The smallness of England and the passion that many have for the past means that sometimes things can get out of hand. This is from the Independent, 27 March 2004:
“Districts split Saxon cross to settle 150-year Feud
After a feud lasting 150 years, involving theft, vandalism and municipal threats of legal action, Two districts in Yorkshire reached an unusual settlement yesterday over a 1,000 year old Saxon cross.
New Mill in West Yorkshire and Dunford in South Yorkshire have decided that the only way of resolving their differences over the 8ft-high Maythorne Cross is to split it. Dunford gets the ancient base; New Mill gets the rest.
It was erected as a boundary marker at a cross-roads between Cheshire and Wakefield. The dispute was sparked by Dr Henry Morehouse, a local historian and collector in the 1850s. with the aid of a horse-drawn cart and several men, Dr Morehouse stole the cross from its ancient site near the hamlet of Victoria, in Dunford, added a new column and ball, and placed it in his own garden.
One of the descendants moved it four miles to the grave of his favourite horse, where he left it on a poorly laid foundation for decades. After it was vandalised in 1959, Kirlees council stepped in, restored the cross and gave it to the local civic society, which placed it outside the village library in 1984.
When the library closed the battle began again in earnest. After there wa talk of the monument being removed, a local roofing contractor, Gerald Parker, recruited 8 other men and launched a dawn raid in June 2000, claiming the cross belonged to is in-laws’ ancestors. He dug it up, loaded it on a lorry and took it back to Victoria. The note he left behind said: “Gone home”.
Kirklees council was unimpressed, issuing a legal threat to Mr Parker: “We request that you return the cross in a safe and unharmed condition.”

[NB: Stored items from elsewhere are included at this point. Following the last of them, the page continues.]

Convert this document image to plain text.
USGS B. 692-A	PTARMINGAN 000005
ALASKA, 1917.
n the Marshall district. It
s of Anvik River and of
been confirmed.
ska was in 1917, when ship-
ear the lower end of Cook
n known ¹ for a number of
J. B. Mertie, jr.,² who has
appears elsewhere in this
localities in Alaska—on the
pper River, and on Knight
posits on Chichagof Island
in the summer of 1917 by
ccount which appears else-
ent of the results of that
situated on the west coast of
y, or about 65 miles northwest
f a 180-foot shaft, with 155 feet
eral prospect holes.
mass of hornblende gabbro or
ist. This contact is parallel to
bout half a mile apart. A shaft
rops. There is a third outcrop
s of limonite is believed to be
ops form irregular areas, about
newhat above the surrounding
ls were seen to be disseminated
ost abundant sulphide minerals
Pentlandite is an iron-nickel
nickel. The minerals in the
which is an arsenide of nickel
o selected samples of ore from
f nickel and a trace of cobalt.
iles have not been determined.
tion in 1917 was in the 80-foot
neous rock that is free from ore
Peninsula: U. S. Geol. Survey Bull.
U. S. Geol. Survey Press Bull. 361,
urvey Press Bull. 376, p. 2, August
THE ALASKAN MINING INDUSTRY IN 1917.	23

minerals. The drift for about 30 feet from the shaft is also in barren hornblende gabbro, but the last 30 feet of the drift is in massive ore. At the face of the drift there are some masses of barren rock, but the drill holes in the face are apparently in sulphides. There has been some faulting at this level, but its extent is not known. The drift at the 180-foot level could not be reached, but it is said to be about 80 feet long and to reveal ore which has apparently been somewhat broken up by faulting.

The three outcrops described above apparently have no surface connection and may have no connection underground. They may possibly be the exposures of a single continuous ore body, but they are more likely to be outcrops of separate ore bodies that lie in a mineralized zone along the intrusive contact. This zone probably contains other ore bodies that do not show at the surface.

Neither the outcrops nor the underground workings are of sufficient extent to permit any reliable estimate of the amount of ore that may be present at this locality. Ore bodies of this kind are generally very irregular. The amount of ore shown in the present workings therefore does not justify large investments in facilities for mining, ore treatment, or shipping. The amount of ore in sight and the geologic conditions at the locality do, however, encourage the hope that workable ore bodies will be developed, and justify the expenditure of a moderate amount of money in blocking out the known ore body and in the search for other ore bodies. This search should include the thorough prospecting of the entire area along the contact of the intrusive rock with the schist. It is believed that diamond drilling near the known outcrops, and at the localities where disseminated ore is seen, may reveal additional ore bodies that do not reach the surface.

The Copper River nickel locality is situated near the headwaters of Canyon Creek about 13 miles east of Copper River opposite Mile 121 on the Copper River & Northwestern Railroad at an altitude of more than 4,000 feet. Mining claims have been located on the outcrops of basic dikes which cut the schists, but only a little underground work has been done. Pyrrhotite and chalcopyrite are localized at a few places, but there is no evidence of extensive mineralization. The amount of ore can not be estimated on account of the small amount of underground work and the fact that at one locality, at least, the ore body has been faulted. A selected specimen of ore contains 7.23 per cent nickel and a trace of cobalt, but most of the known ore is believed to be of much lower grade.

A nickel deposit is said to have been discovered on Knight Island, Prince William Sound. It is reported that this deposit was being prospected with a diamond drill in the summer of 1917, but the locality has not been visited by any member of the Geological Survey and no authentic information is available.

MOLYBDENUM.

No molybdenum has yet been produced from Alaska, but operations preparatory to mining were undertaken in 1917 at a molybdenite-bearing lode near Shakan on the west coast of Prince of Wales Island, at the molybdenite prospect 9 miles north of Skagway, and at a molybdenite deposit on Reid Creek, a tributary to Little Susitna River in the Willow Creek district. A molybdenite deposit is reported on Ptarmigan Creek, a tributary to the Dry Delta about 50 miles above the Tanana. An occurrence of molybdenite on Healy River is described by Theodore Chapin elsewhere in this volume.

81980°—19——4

Mr Parker held out for a settlement, keeping his new possession in a field.
And his local parish, Dunford, seems to have secured the most from yesterday’s deal. Allen Pestell, a councillor, said: “It is like the Elgin Marbles being returned to Greece. Geerald did not act with our blessing and as a councillor I cannot condone taking the cross, but we cannot condemn him. If he hadn’t snatched back the cross, we would never have seen it again in the parish.” Mr Parker said: “We tried to tell New Mill they were in possession of stolen goods. When I herd it was going to be moved again, I thought we could lose it forever. We’ll have to make sure the cross is firmly embedded this time. We don’t want anybody stealing it again.”
Clifford Lord, of the civic society in New Mill, said: “We were not happy about he way the cross was removed from New Mill. It’s a bit of a farce, us just having the top half of the cross which is not original. But at least the arguing is over.”